Computational models are available nowadays for a wide range of applications: weather prediction, environmental management, oil exploration, traffic management and so on. They use knowledge of different aspects of reality, e.g. physical laws, empirical relations, human behaviour, etc., in order to construct a sequence of computational steps, by which simulations of different aspects of reality can be made.

The strengths of computational models are the ability to describe/forecast future situations (also to explore what-if scenarios), and a large amount of spatial and temporal detail. For instance weather forecasts are run at ECMWF using a horizontal resolution of about 50 km for the entire earth and a time step of 12 minutes. This is achieved with the tremendous computing power of modern day computers, and with carefully designed numerical algorithms.

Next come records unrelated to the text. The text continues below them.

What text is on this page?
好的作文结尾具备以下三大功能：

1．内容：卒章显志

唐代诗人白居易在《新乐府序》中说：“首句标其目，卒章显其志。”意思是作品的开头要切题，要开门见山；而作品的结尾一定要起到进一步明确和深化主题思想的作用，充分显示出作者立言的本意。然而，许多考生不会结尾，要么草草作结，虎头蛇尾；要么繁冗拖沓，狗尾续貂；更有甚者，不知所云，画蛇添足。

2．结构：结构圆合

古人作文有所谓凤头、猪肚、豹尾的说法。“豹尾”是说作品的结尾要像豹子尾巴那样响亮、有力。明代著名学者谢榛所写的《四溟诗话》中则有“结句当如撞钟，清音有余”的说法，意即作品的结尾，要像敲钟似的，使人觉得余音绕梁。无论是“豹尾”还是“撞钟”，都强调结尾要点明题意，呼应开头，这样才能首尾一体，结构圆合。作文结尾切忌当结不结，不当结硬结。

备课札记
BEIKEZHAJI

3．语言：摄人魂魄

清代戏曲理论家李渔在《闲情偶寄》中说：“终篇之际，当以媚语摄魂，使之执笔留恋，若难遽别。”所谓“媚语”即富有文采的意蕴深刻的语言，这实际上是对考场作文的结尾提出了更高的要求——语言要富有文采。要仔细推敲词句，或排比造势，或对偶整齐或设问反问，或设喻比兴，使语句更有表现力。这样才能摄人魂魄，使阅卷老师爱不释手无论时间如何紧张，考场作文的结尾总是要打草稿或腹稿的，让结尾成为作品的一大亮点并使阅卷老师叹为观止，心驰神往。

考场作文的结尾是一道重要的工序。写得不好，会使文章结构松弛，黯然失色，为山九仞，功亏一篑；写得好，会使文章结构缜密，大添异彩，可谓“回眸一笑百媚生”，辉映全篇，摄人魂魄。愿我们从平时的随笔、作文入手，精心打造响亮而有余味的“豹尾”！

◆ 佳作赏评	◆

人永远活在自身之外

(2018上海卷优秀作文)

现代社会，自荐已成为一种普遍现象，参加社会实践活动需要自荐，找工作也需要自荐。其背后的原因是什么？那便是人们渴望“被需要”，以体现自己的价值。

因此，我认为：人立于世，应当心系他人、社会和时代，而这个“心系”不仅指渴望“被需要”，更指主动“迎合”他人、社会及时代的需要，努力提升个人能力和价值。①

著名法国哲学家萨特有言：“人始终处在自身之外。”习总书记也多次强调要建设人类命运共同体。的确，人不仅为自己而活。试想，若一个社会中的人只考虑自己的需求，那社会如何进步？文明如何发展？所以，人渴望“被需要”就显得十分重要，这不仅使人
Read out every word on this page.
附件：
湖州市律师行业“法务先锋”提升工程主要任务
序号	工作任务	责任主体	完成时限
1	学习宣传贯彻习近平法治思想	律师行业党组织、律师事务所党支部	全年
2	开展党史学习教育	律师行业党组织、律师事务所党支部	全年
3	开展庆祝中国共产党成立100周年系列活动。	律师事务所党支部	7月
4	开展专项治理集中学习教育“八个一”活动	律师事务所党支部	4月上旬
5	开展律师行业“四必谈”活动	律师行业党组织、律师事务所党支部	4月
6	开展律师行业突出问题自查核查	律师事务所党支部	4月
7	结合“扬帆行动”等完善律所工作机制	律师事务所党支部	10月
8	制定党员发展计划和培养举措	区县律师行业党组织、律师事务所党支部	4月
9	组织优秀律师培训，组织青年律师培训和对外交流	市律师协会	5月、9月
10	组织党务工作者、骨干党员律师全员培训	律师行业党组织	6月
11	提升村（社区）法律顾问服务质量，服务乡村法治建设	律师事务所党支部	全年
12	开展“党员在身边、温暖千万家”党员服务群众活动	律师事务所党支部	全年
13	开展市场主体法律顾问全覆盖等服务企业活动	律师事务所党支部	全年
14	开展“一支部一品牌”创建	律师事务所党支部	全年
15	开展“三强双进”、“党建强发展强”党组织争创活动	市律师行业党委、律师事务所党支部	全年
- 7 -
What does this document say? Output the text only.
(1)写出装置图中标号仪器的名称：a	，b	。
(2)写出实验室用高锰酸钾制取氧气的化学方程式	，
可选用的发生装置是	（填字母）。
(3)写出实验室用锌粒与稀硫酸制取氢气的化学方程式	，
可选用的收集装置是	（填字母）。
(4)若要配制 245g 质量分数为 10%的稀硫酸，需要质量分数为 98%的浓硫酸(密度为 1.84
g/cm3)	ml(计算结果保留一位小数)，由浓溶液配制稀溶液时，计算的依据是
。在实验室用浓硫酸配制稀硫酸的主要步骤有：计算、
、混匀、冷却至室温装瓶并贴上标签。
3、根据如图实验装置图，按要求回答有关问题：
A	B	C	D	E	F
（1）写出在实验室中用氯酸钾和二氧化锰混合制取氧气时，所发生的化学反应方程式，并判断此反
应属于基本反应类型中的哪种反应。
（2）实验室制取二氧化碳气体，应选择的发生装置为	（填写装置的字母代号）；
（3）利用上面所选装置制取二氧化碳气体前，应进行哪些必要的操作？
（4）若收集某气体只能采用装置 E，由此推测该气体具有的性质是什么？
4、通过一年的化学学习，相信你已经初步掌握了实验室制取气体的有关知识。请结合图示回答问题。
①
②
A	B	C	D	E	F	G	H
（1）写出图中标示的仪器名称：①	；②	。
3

However, computations are worthless if the system is not initialized properly. "Garbage in, garbage out". Further the "state" of a computational model may deviate from reality more and more because of inaccuracies in the model, aspects that are not considered or not modelled well, inappropriate parameter settings and so on. Observations or measurements are generally considered to be more accurate than model results. They always concern the true state of the physical system under consideration. On the other hand, the number of observations is often limited in space and in time.

The idea of data assimilation is to combine model and observations, and exploit as much of the information contained in them.

- off-line versus on-line;
- combine values: weights needed;
- statistical framework, std.error;
- deterministic versus stochastic models;
- noise model;
- data-assimilation on top of model.